Rulings[edit | edit source]

  • Your companion begins the game outside the game. In tournament play, this means your sideboard. In casual play, it's simply a card you own that's not in your starting deck.[3]
  • Before shuffling your deck to become your library, you may reveal one card from outside the game to be your companion if your starting deck meets the requirements of the companion ability. You can't reveal more than one. It remains revealed outside the game as the game begins.
  • The requirements of the companion ability apply only to your starting deck. They do not apply to your sideboard.
  • If more than one player wishes to reveal a companion, the starting player does so first, and players proceed in turn order. Once a player has chosen not to reveal a companion, that player can't change their mind.
  • The companion's other abilities apply only if the creature is on the battlefield. They have no effect while the companion is outside the game.
  • The companion ability has no effect if the card is in your starting deck. You may put a card with a companion ability into your starting deck regardless of whether or not your deck meets the requirements. For example, Zirda may be in your starting deck even if your other permanent cards don't all have activated abilities.
  • You may have one companion in the Commander variant. Your deck, including your commander, must meet its companion requirement. Your companion is not one of your 100 cards.

Examples[edit | edit source]


Keruga, the Macrosage {3}{G/U}{G/U}
Legendary Creature — Dinosaur Hippo
Companion — Your starting deck contains only cards with converted mana cost 3 or greater and land cards. (If this card is your chosen companion, you may put it into your hand from outside the game for {3} any time you could cast a sorcery.)
When Keruga, the Macrosage enters the battlefield, draw a card for each other permanent you control with converted mana cost 3 or greater.

Controversy[edit | edit source]

Companions were quickly deemed too powerful, leading to repetitive games and upsetting the eternal formats.[4] All ten of them were reasonably sized, some with further engine capacity, both of which magnified the inherent card advantage of casting accessibility. People questioned the capability of R&D, and especially Play Design, which lead to Mark Rosewater questioning if balance should outweigh pushing into unexplored space.[5] The deckbuilding restrictions were considered to be generally a minor consequence for multiple formats, including the most prominent one of Lutri, the Spellchaser being literally inconsequential for Commander (the restriction was for a Singleton deck, which Commander has by definition) and so necessitated a ban on release day.

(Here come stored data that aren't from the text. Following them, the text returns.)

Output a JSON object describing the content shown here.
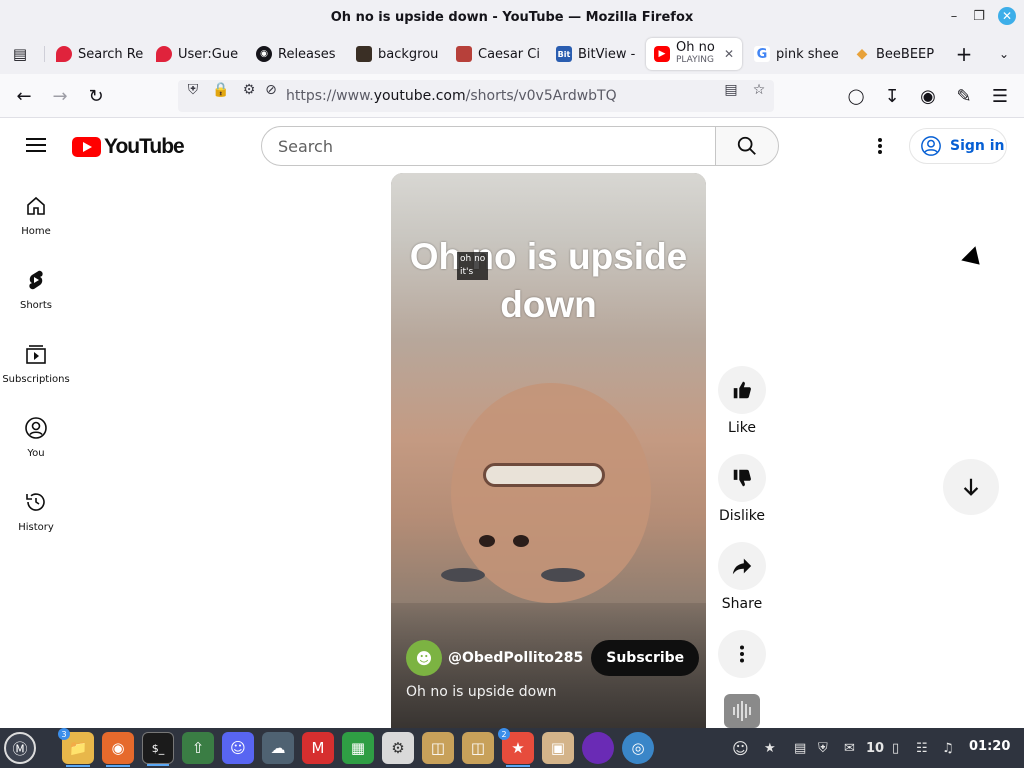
{
  "window": {
    "title": "Oh no is upside down - YouTube — Mozilla Firefox",
    "controls": [
      "minimize-icon",
      "maximize-icon",
      "close-icon"
    ]
  },
  "tabs": [
    {
      "label": "Search Re",
      "icon": "tinder-flame-icon",
      "color": "#e0233c"
    },
    {
      "label": "User:Gue",
      "icon": "tinder-flame-icon",
      "color": "#e0233c"
    },
    {
      "label": "Releases",
      "icon": "github-icon",
      "color": "#15141a"
    },
    {
      "label": "backgrou",
      "icon": "dark-favicon-icon",
      "color": "#3a2f25"
    },
    {
      "label": "Caesar Ci",
      "icon": "cipher-favicon-icon",
      "color": "#b7403a"
    },
    {
      "label": "BitView -",
      "icon": "bitview-icon",
      "color": "#2a5db0"
    },
    {
      "label": "Oh no",
      "sublabel": "PLAYING",
      "icon": "youtube-icon",
      "color": "#ff0000",
      "active": true
    },
    {
      "label": "pink shee",
      "icon": "google-icon",
      "color": "#4285f4"
    },
    {
      "label": "BeeBEEP",
      "icon": "diamond-icon",
      "color": "#e8a23a"
    }
  ],
  "navbar": {
    "url_prefix": "https://www.",
    "url_host": "youtube.com",
    "url_path": "/shorts/v0v5ArdwbTQ"
  },
  "youtube": {
    "logo_text": "YouTube",
    "search_placeholder": "Search",
    "sign_in": "Sign in",
    "sidebar": [
      {
        "label": "Home",
        "icon": "home-icon"
      },
      {
        "label": "Shorts",
        "icon": "shorts-icon"
      },
      {
        "label": "Subscriptions",
        "icon": "subscriptions-icon"
      },
      {
        "label": "You",
        "icon": "you-icon"
      },
      {
        "label": "History",
        "icon": "history-icon"
      }
    ],
    "short": {
      "overlay_title": "Oh no is upside down",
      "caption_tag_line1": "oh no",
      "caption_tag_line2": "it's",
      "channel": "@ObedPollito285",
      "subscribe": "Subscribe",
      "caption": "Oh no is upside down"
    },
    "actions": [
      {
        "label": "Like",
        "icon": "thumbs-up-icon"
      },
      {
        "label": "Dislike",
        "icon": "thumbs-down-icon"
      },
      {
        "label": "Share",
        "icon": "share-icon"
      },
      {
        "label": "",
        "icon": "more-vertical-icon"
      }
    ]
  },
  "taskbar": {
    "apps": [
      {
        "name": "files",
        "badge": "3"
      },
      {
        "name": "firefox"
      },
      {
        "name": "terminal"
      },
      {
        "name": "update-manager"
      },
      {
        "name": "discord"
      },
      {
        "name": "cloud"
      },
      {
        "name": "mario"
      },
      {
        "name": "spreadsheet"
      },
      {
        "name": "settings"
      },
      {
        "name": "folder"
      },
      {
        "name": "folder2"
      },
      {
        "name": "beebeep",
        "badge": "2"
      },
      {
        "name": "box"
      },
      {
        "name": "purple-orb"
      },
      {
        "name": "globe"
      }
    ],
    "tray_count": "10",
    "clock": "01:20"
  }
}
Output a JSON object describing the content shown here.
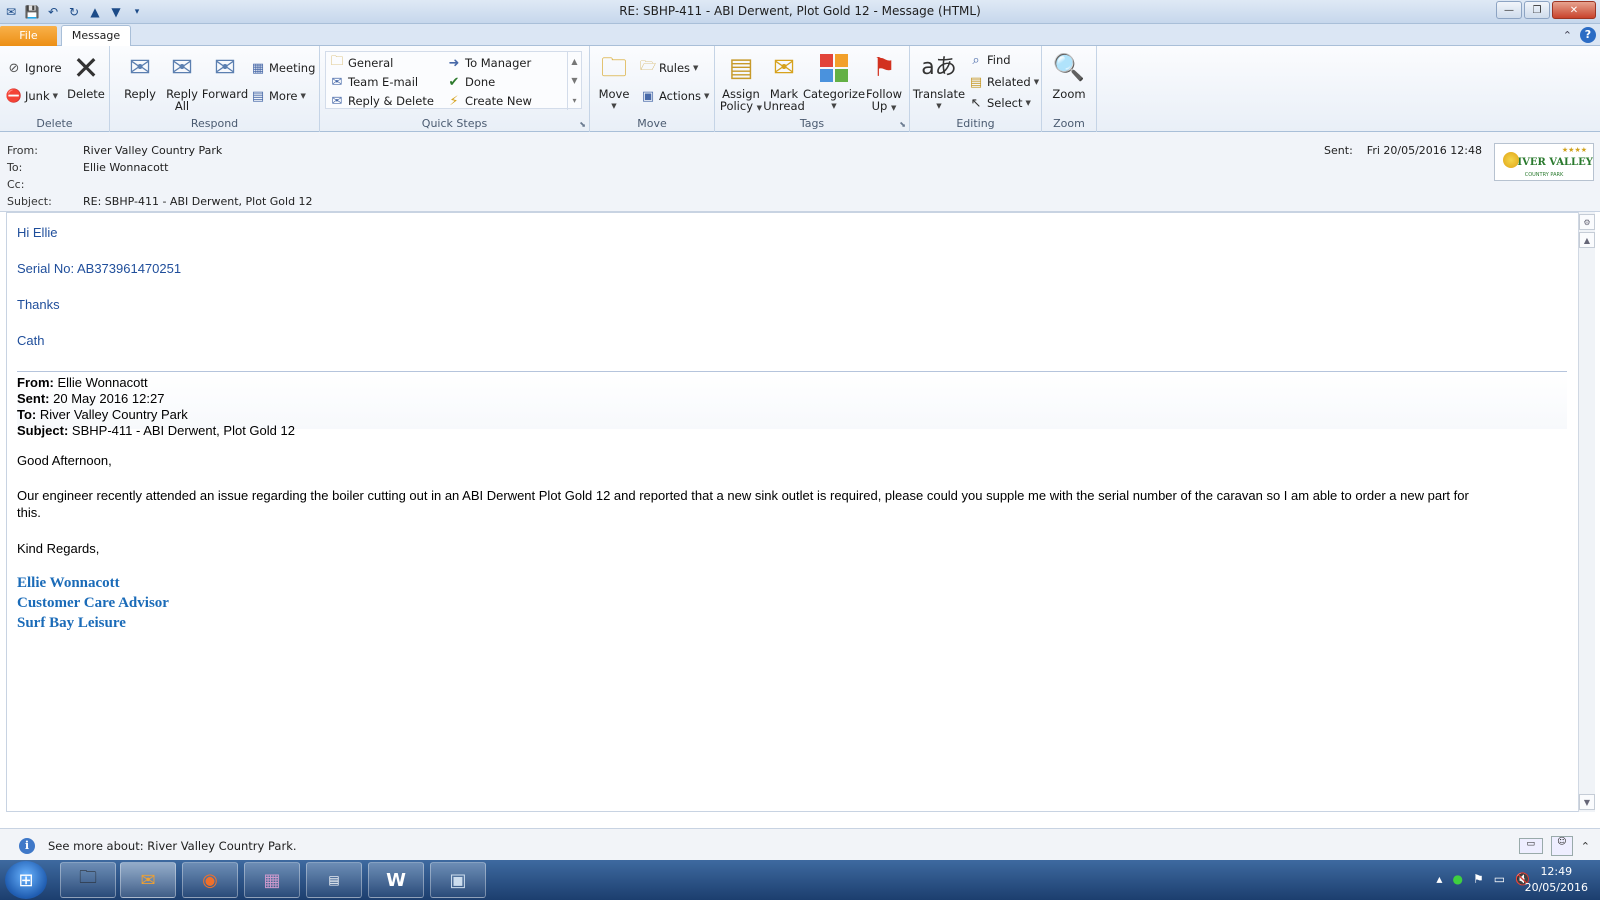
{
  "window": {
    "title": "RE: SBHP-411 - ABI Derwent, Plot Gold 12  -  Message (HTML)"
  },
  "tabs": {
    "file": "File",
    "message": "Message"
  },
  "ribbon": {
    "delete_group": {
      "ignore": "Ignore",
      "junk": "Junk",
      "delete": "Delete",
      "label": "Delete"
    },
    "respond_group": {
      "reply": "Reply",
      "reply_all_1": "Reply",
      "reply_all_2": "All",
      "forward": "Forward",
      "meeting": "Meeting",
      "more": "More",
      "label": "Respond"
    },
    "quick_steps": {
      "general": "General",
      "team_email": "Team E-mail",
      "reply_delete": "Reply & Delete",
      "to_manager": "To Manager",
      "done": "Done",
      "create_new": "Create New",
      "label": "Quick Steps"
    },
    "move_group": {
      "move": "Move",
      "rules": "Rules",
      "actions": "Actions",
      "label": "Move"
    },
    "tags_group": {
      "assign_1": "Assign",
      "assign_2": "Policy",
      "mark_1": "Mark",
      "mark_2": "Unread",
      "categorize": "Categorize",
      "follow_1": "Follow",
      "follow_2": "Up",
      "label": "Tags"
    },
    "editing_group": {
      "translate": "Translate",
      "find": "Find",
      "related": "Related",
      "select": "Select",
      "label": "Editing"
    },
    "zoom_group": {
      "zoom": "Zoom",
      "label": "Zoom"
    }
  },
  "header": {
    "from_label": "From:",
    "from_value": "River Valley Country Park",
    "to_label": "To:",
    "to_value": "Ellie Wonnacott",
    "cc_label": "Cc:",
    "subject_label": "Subject:",
    "subject_value": "RE: SBHP-411 - ABI Derwent, Plot Gold 12",
    "sent_label": "Sent:",
    "sent_value": "Fri 20/05/2016 12:48",
    "logo_text": "RIVER VALLEY",
    "logo_sub": "COUNTRY PARK",
    "logo_stars": "★★★★"
  },
  "body": {
    "greeting": "Hi Ellie",
    "serial": "Serial No: AB373961470251",
    "thanks": "Thanks",
    "signoff": "Cath",
    "quoted": {
      "from_label": "From:",
      "from_value": "Ellie Wonnacott",
      "sent_label": "Sent:",
      "sent_value": "20 May 2016 12:27",
      "to_label": "To:",
      "to_value": "River Valley Country Park",
      "subject_label": "Subject:",
      "subject_value": "SBHP-411 - ABI Derwent, Plot Gold 12",
      "greeting": "Good Afternoon,",
      "paragraph_1": "Our engineer recently attended an issue regarding the boiler cutting out in an ABI Derwent Plot Gold 12 and reported that a new sink outlet is required, please could you supple me with the serial number of the caravan so I am able to order a new part for",
      "paragraph_2": "this.",
      "closing": "Kind Regards,",
      "sig_name": "Ellie Wonnacott",
      "sig_title": "Customer Care Advisor",
      "sig_company": "Surf Bay Leisure"
    }
  },
  "people_pane": {
    "see_more": "See more about: River Valley Country Park."
  },
  "taskbar": {
    "time": "12:49",
    "date": "20/05/2016"
  }
}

The most egregious was Lurrus of the Dream Den, whose restriction was "no permanents above 2 CMC". For most decks in Modern, Legacy and Vintage, this already would be a minor sacrifice, as three-mana permanents were already considered expensive haymakers. Its passive ability to recast these permanents made it a superior value engine for effectively all decks that have any permanents at all. With this said, it took less than two weeks for the Eternal formats to have top-standing decks dominated by Lurrus decks. Due to how the Companion mechanics worked, Lurrus obtained the infamy of being the first card banned in Vintage for its power level since Mind Twist in 1996, as restriction would not change anything - only one copy was ever played, as ironically it defies its own restriction.

After banning Lurrus in Vintage and Legacy and Zirda, the Dawnwaker in Legacy, Wizards of the Coast announced that if Companions would cause long-term health issues in other formats, they would be willing to take steps up to, or including, changing how the companion mechanic works.[6] As Companion is having ripples throughout almost all of the constructed formats in a way no singular mechanic ever has, it might call for special action.[7]

A month after Ikoria: Lair of Behemoths' release, the keyword received a rules change. The original ability allowed companions to be cast from the sideboard once per game (upon meeting certain conditions in deckbuilding)[7]. With the rules update, companions may be added to the owner's hand from the sideboard upon paying {3}, instead of being castable from the sideboard.[8]